Pria berbadan tegap itu terkadang suka mengomentari masakan Giyu, tak lupa menghadiahinya kecupan di akhir, melupakan fakta bahwa masakan yang Giyu masak kebanyakan garam, atau bahkan gosong. Tapi entahlah, mungkin waktu menyapu perasaannya pergi.

"Kamu engga makan??" Tanya Giyu sembari mengunyah makanan di dalam mulutnya.
"Engga, gua kenyang"

••••••••

Sudah kali keberapa badan tegap itu menghela nafas, merasa lelah. Semuanya membuatnya muak. Bahkan pergi ke tempat gelap dengan suara dentuman yang bising ini tidak lagi membuatnya tenang. Masih terpatri di akal sehatnya dulu ia sangat anti memegang gelas berisi bir ini. Bahkan untuk datang ke tempat ini pun tak pernah terlintas di kepalanya.

Tapi lihatlah, wajahnya yang linglung sudah mulai terpengaruh. Kiranya manusia ini telah menghabiskan tujuh botol lebih untuk konsumsi pribadi. Tidur sampai diusir bukan lagi hal yang memalukan, atau bahkan asing bagi dirinya.

Dunianya berputar, bahkan untuk melihat jam saja matanya sudah bingung. Pukul berapa ini? Semuanya terlihat berbayang-bayang.
"Brengsek, lo ga kangen Giyu?" Suara itu muncul entah darimana asalnya. Tapi bisa Sanemi pastikan, ia mengenali orang ini.

Sanemi tertawa kecil "Tau apa lo soal gua?" Pria asing itu duduk disamping Sanemi, terlihat bayang bayangnya memesan minuman baru. Sanemi mencoba melihat siapa pria itu, tapi demi apapun, rasanya pria di sisinya lagi beruntung. Kalau saja dirinya sedang dalam kondisi normal, mungkin satu bogeman sudah melayang cantik, tepat di pipinya.

••••••••

Sabito menutup pintu masuk pelan, tidak mau kehadirannya menganggu dua mahluk dalam satu itu terbangun dari tidurnya. Tapi belum juga menutup knop pintu, si gempal itu sudah berdiri di depannya, lengkap dengan tangannya yang terlipat di depan dada seolah meminta penjelasan darimana dirinya pergi. Padahal kalau di pikir-pikir itu bukanlah urusannya Giyu.
"Habis darimana?"

"Eee.. anu nyari angin" Sabito tertawa kecil sembari menggaruk lehernya kikuk.
"Kenapa bau alkohol?" Giyu mengelilingi badan Sabito, mengendusnya dari jauh. "Bau mint juga?" Kenapa baunya tak asing, pikir Giyu. Tapi dengan cepat ia menepisnya, merasa tidak penting baginya untuk mengetahui hal tersebut.

"I think u need to rest right now, Giyu. Ini udah malam, mending istirahat." Sabito mengusap rambut biru gelap itu pelan. Yang diminta demikian langsung badmood, wajahnya tertekuk jelek. "Kamu ga asik, aku padahal pengen main bareng" Giyu pergi ke kamar yang telah disediakan. Sabito memantau tubuh gempal depan itu dengan seksama, membuang pelan nafasnya pelan. 'Nyaris saja' pikirnya. Bau mint, iya.

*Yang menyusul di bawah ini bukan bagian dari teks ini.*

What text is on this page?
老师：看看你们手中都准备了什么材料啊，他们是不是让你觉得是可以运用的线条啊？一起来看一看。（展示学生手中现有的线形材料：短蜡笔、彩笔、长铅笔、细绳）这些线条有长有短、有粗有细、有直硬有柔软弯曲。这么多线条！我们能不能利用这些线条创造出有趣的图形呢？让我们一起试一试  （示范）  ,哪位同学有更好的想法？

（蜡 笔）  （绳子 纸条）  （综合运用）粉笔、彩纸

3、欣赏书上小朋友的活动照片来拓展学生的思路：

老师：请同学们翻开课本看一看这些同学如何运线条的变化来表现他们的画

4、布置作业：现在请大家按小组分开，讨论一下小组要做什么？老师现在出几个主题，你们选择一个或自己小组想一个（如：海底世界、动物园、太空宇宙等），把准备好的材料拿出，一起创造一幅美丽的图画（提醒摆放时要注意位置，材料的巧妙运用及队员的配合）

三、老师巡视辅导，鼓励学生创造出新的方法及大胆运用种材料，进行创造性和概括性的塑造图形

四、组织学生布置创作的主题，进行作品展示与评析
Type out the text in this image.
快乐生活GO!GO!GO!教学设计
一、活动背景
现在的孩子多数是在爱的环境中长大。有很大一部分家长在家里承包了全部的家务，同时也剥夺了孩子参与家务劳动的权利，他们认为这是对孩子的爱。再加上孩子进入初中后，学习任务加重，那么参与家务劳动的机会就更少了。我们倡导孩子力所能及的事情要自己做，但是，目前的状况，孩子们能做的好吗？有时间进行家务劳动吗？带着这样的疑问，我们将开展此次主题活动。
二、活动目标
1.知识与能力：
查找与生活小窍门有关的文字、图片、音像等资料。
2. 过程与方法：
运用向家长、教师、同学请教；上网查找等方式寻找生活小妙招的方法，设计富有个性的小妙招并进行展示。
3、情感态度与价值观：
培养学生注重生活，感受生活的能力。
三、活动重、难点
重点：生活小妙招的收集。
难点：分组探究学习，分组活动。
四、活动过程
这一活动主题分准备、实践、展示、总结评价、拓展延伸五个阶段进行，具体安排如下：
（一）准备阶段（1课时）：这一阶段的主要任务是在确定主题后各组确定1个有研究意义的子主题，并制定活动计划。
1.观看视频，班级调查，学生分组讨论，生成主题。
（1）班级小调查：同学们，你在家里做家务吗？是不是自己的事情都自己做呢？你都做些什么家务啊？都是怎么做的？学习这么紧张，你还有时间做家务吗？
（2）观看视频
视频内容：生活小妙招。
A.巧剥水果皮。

Itu bau khas Sanemi.

•••••••••••••

Cahaya matahari pagi menembus tirai jendela berwarna merah, menganggu pengelihatan Sanemi yang tadinya tertutup rapat. Gila, kepalanya pusing parah. Berapa botol sudah ia habiskan tadi malam. Dimana ini? Ia terbangun di kamar yang disediakan oleh club. Ia mengucek matanya pelan, pandangan yang berbayang-bayang ini sungguh menyusahkan.

Badannya mencoba berdiri, linglung menguasai dirinya. Ia harus bertumpu pada dinding di sampingnya. Cuti, ia mengambil cuti. Siapa pria tadi malam yang berani berbicara tentang Giyu di hadapannya? Bajingan. Ia mencuci wajahnya, meraih handphonenya dan cabut dari sana kala dirinya mengetahui bahwa kamar ini telah dibayar.

Kakinya berjalan ke parkiran, mencari mobil biru dongker yang sempat menjadi saksi bisu kelakuan tak senonoh antara Giyu dan Sanemi. Ia mengendarai kendaraannya, menuju ke arah yang sempat ia jadikan "rumah".

Matanya menyipit, rumah bertingkat itu terlihat.. gelap? Tak berpenghuni? Kemana Giyu? Dengan terburu-buru Sanemi turun dari mobilnya, melangkah lebar kedalam, matanya bergerak liar.

"Tomioka!" Ia mengelilingi seisi rumah, peluh bercucuran dari keningnya. Tangannya meraih knop pintu kasar, sekilas hidungnya mencium aroma yang halus, lembut, entah kenapa hatinya terasa "kosong".

"Tomioka Giyu!" ia menunduk, mencari keberadaan dirinya yang mungkin saja bersembunyi di bawah kolong kasur. Tapi nihil, keberadaannya tidak ditemukan, hanya terdapat debu dan sarang laba-laba disana. Sanemi terduduk di pojok kasur, mengepalkan tangannya. Sebentar, matanya menyipit pelan, jejak sepatu pantofel siapa ini?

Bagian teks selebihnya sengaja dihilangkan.